Law firm Webber Wentzel unpacked the importance of these regulations in its latest Tax E-Alert on Wednesday.

Commencement of a continuous and regular activity

The first set of regulations address a key obstacle to many newly-established businesses wishing to register as VAT vendors, namely the prerequisite that such businesses make taxable supplies of at least R50 000 per year.

This requirement has been a particularly vexing obstacle in the mining sector where new ventures often begin as prospecting or exploratory operations that find it difficult to register voluntarily as VAT vendors as no taxable supplies will be made for a number of years, Webber Wentzel notes.

This impacts the cash flow of the business as it incurs and pays substantial VAT when consuming goods and services from its suppliers, but has to wait until it is registered as a VAT vendor before it is entitled to claim any of the VAT back from SARS as input tax.

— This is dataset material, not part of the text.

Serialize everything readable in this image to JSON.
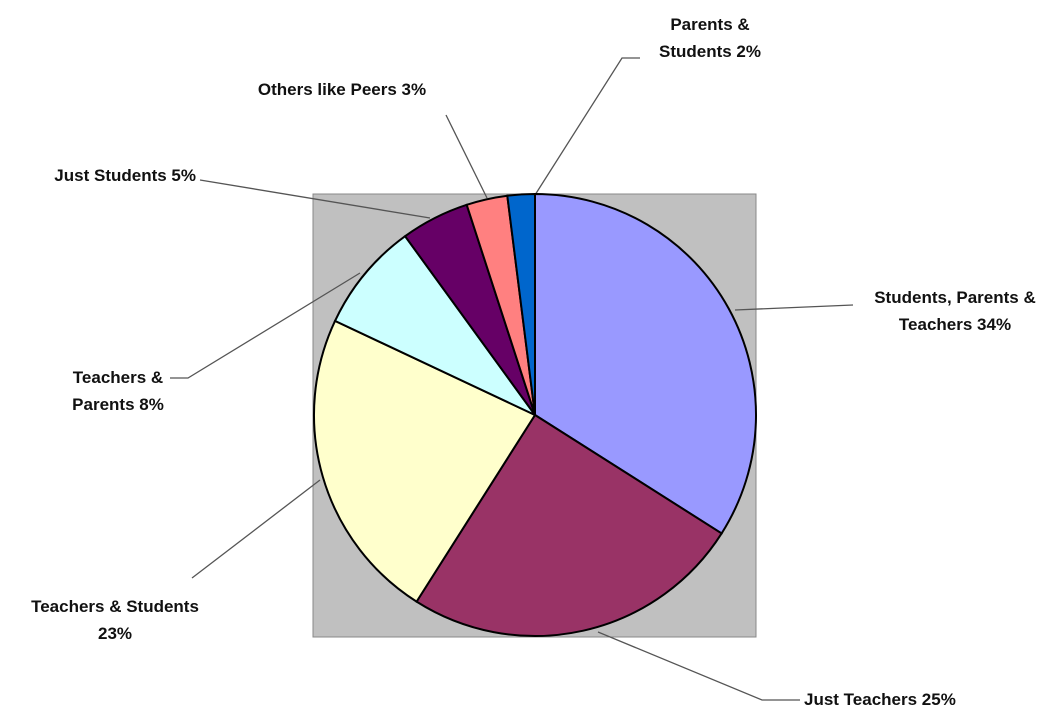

Not only beneficial to the mining sector when exploring for or extracting any mineral, metal, oil, gas or natural gas resource, the new regulations also pave the way for businesses conducting activities in the following sectors to access the VAT vendor status earlier in the lifetime of the business and hence claim VAT inputs earlier:

  • agricultural sector: when cultivating land, breeding or raising livestock/ wild animals, planting tree plantations, farming aquatic organisms or plants or catching fish;
  • manufacturing sector: when manufacturing plant, machinery, motor vehicles or locomotives;
  • property sector: when constructing residential or commercial buildings for the purposes of sale or lease; and
  • transport sector: when engaged in the construction of ships and aircraft.

The regulations also apply more broadly to businesses embarking on significant infrastructure projects (which exceed the value of R 1 million and where the completion date is expected be more than 12 months after the commencement date) and those engaging in any activity that involves the beneficiation of minerals extracted during the mining process.

“It is vital that an enterprise seeking to make a voluntary registration in the sectors referred to above is in possession of the relevant permit, licence or authorisation from any appropriate regulatory body allowing that enterprise to conduct the activity in question,” Webber Wentzel points out.

Expanded requirements for voluntary registration as a VAT vendor

The second set of regulations establish particular prescribed thresholds to bind the Commissioner’s discretion and to allow an enterprise to register as a VAT vendor despite holding merely the expectation of making taxable supplies in excess of R 50 000 in 12 months from the date of registration.

The new regulations outline five alternative scenarios sufficient to evidence early voluntary VAT registration under these circumstances, namely:

  • the enterprise has a minimum of two months taxable supplies exceeding R 4 200 per month;
  • if taxable supplies have only been made for one month then proof that the total exceeds R 4 200;
  • written contracts evidencing the expectation of making taxable supplies in excess of R 50 000 in the 12 months following registration;
  • a credit agreement with stipulated bodies wherein the enterprise undertakes to make repayment in excess of R 50 000 over the following 12 months; or proof of expenditure incurred in a written agreement or in the acquisition of capital goods which will exceed R 50 000 at least within the 12 months following the date of application.